Повел взглядом по оборонительно настороженным лицам единомышленников и брезгливо поджал пухлые красные губы. Эти друзья по несчастью жаждали лишь одного — чтобы побольней да подольше секли непокорного начальника УБР, выплеснули гнев, выговорились, и им бы на долю осталось меньше тумаков. Ни один из них не только не поддержит Гизятуллова, если тот ринется в атаку, но и в свое-то оправданье не кукарекнет. Единственно, на что такой заморыш может отважиться, — это униженно выканючить прощенье, а завтра чуть свет кинуться на бетонку и торчать там целые дни, лично руководя, участвуя, организуя… А он-то, осел, хотел их подписями подкрепить, утяжелить свое послание в обком. Ну что ж, придется и тем, кто восседает за судейским столом, и этой хозсошке преподать небольшой урок самостоятельности и достоинства. Черкасов хочет унизить его, сравнять с этой шошкой-ерошкой. Ну, нет. Перехватил, товарищ Черкасов. За то и получи…

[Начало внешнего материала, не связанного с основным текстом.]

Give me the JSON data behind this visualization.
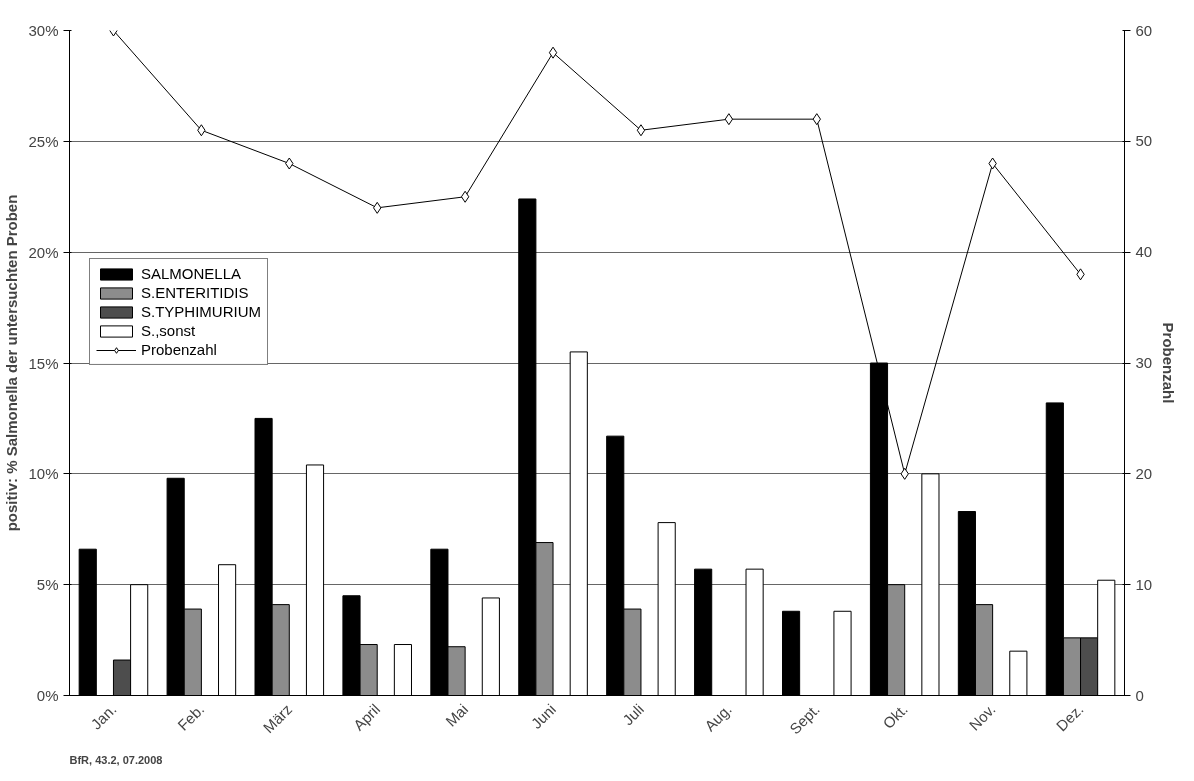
{
  "chart_data": {
    "type": "bar",
    "categories": [
      "Jan.",
      "Feb.",
      "März",
      "April",
      "Mai",
      "Juni",
      "Juli",
      "Aug.",
      "Sept.",
      "Okt.",
      "Nov.",
      "Dez."
    ],
    "series": [
      {
        "name": "SALMONELLA",
        "color": "#000000",
        "values": [
          6.6,
          9.8,
          12.5,
          4.5,
          6.6,
          22.4,
          11.7,
          5.7,
          3.8,
          15.0,
          8.3,
          13.2
        ]
      },
      {
        "name": "S.ENTERITIDIS",
        "color": "#8c8c8c",
        "values": [
          null,
          3.9,
          4.1,
          2.3,
          2.2,
          6.9,
          3.9,
          null,
          null,
          5.0,
          4.1,
          2.6
        ]
      },
      {
        "name": "S.TYPHIMURIUM",
        "color": "#4d4d4d",
        "values": [
          1.6,
          null,
          null,
          null,
          null,
          null,
          null,
          null,
          null,
          null,
          null,
          2.6
        ]
      },
      {
        "name": "S.,sonst",
        "color": "#ffffff",
        "values": [
          5.0,
          5.9,
          10.4,
          2.3,
          4.4,
          15.5,
          7.8,
          5.7,
          3.8,
          10.0,
          2.0,
          5.2
        ]
      },
      {
        "name": "Probenzahl",
        "type": "line",
        "axis": "y2",
        "marker": "diamond",
        "color": "#000000",
        "values": [
          60,
          51,
          48,
          44,
          45,
          58,
          51,
          52,
          52,
          20,
          48,
          38
        ]
      }
    ],
    "ylabel": "positiv: % Salmonella der untersuchten Proben",
    "y2label": "Probenzahl",
    "ylim": [
      0,
      30
    ],
    "yticks": [
      {
        "value": 0,
        "label": "0%"
      },
      {
        "value": 5,
        "label": "5%"
      },
      {
        "value": 10,
        "label": "10%"
      },
      {
        "value": 15,
        "label": "15%"
      },
      {
        "value": 20,
        "label": "20%"
      },
      {
        "value": 25,
        "label": "25%"
      },
      {
        "value": 30,
        "label": "30%"
      }
    ],
    "y2lim": [
      0,
      60
    ],
    "y2ticks": [
      0,
      10,
      20,
      30,
      40,
      50,
      60
    ],
    "grid": "y",
    "legend": "left",
    "annotations": [
      "BfR, 43.2, 07.2008"
    ]
  }
}
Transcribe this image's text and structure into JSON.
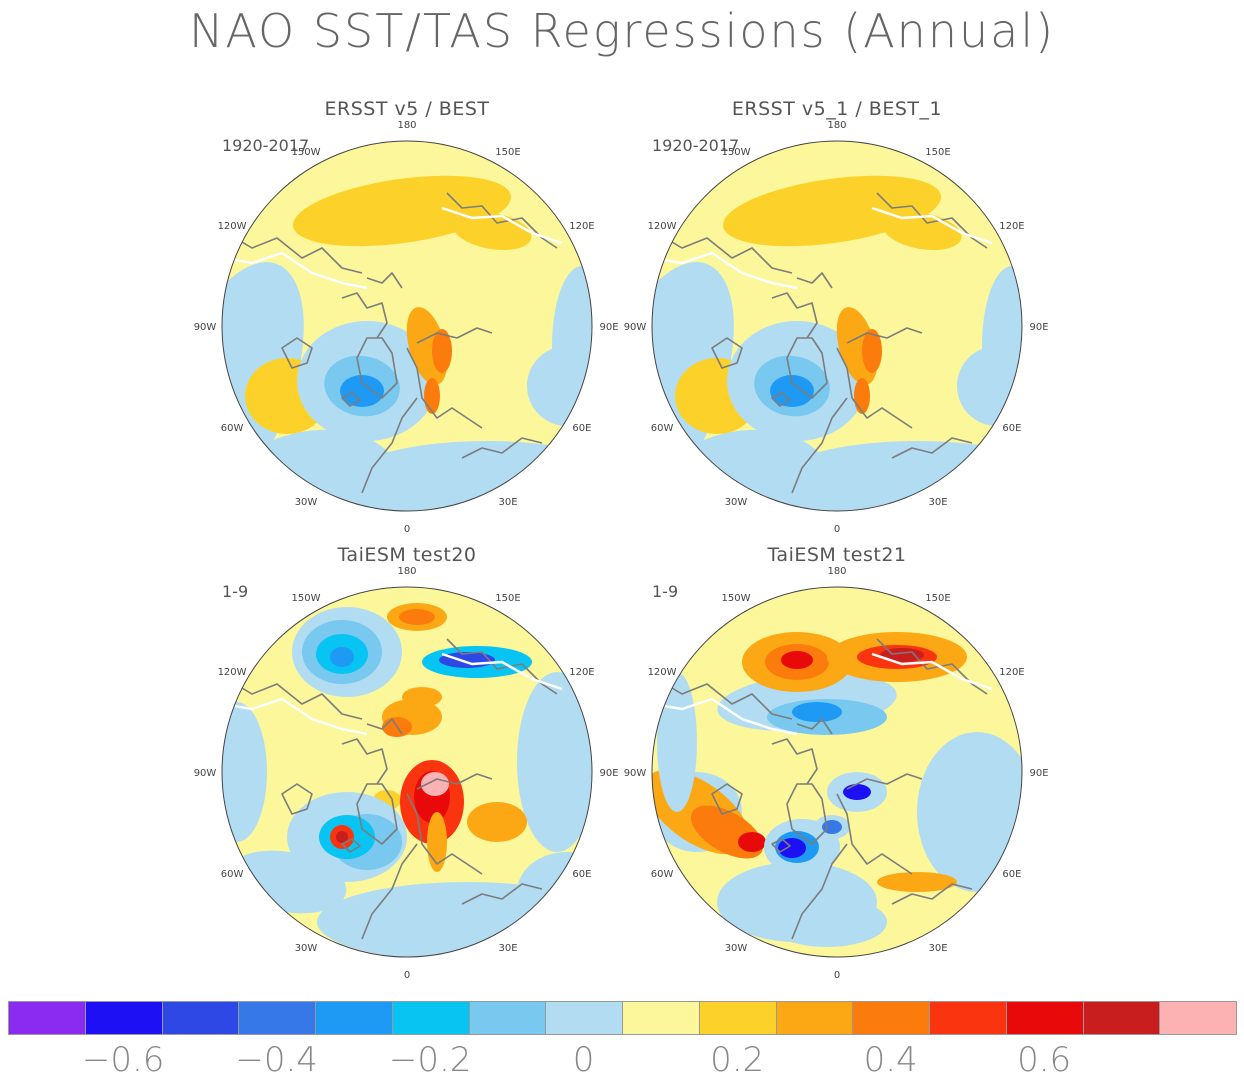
{
  "title": "NAO SST/TAS Regressions (Annual)",
  "panels": [
    {
      "title": "ERSST v5 / BEST",
      "period": "1920-2017"
    },
    {
      "title": "ERSST v5_1 / BEST_1",
      "period": "1920-2017"
    },
    {
      "title": "TaiESM test20",
      "period": "1-9"
    },
    {
      "title": "TaiESM test21",
      "period": "1-9"
    }
  ],
  "longitude_labels": {
    "top": "180",
    "upper_left": "150W",
    "upper_right": "150E",
    "left_upper": "120W",
    "right_upper": "120E",
    "left": "90W",
    "right": "90E",
    "left_lower": "60W",
    "right_lower": "60E",
    "bottom_left": "30W",
    "bottom_right": "30E",
    "bottom": "0"
  },
  "colorbar": {
    "colors": [
      "#8b2af0",
      "#1e10f5",
      "#2e48e6",
      "#3678e8",
      "#1e9af5",
      "#08c4f2",
      "#78c8f0",
      "#b2dcf2",
      "#fbf79a",
      "#fcd22a",
      "#fca814",
      "#fb7c0c",
      "#fb3410",
      "#e80a0a",
      "#c81e1e",
      "#fcb2b2"
    ],
    "labels": [
      "−0.6",
      "−0.4",
      "−0.2",
      "0",
      "0.2",
      "0.4",
      "0.6"
    ],
    "label_positions": [
      1.5,
      3.5,
      5.5,
      7.5,
      9.5,
      11.5,
      13.5
    ]
  },
  "palette": {
    "ocean_base": "#fbf79a",
    "coast": "#7c7c7c",
    "land_edge": "#ffffff"
  }
}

— Слушаем вас, — карандаш в руке Черкасова легонько клюнул настольное стекло.

«Только не оглохни», — подумал зло Гизятуллов, и мгновенно лицо его стало неприятно жестким. И весь он ощетинился, грозясь локтями, коленями, животом.

— Я могу лишь повторить то, — угрожающе выговорил он, — что уже сказал вам, Владим Владимович.

— Пожалуйста, повторите.

— Считаю решение бюро горкома о бетонке — неправомерным, противоречащим уставу партии.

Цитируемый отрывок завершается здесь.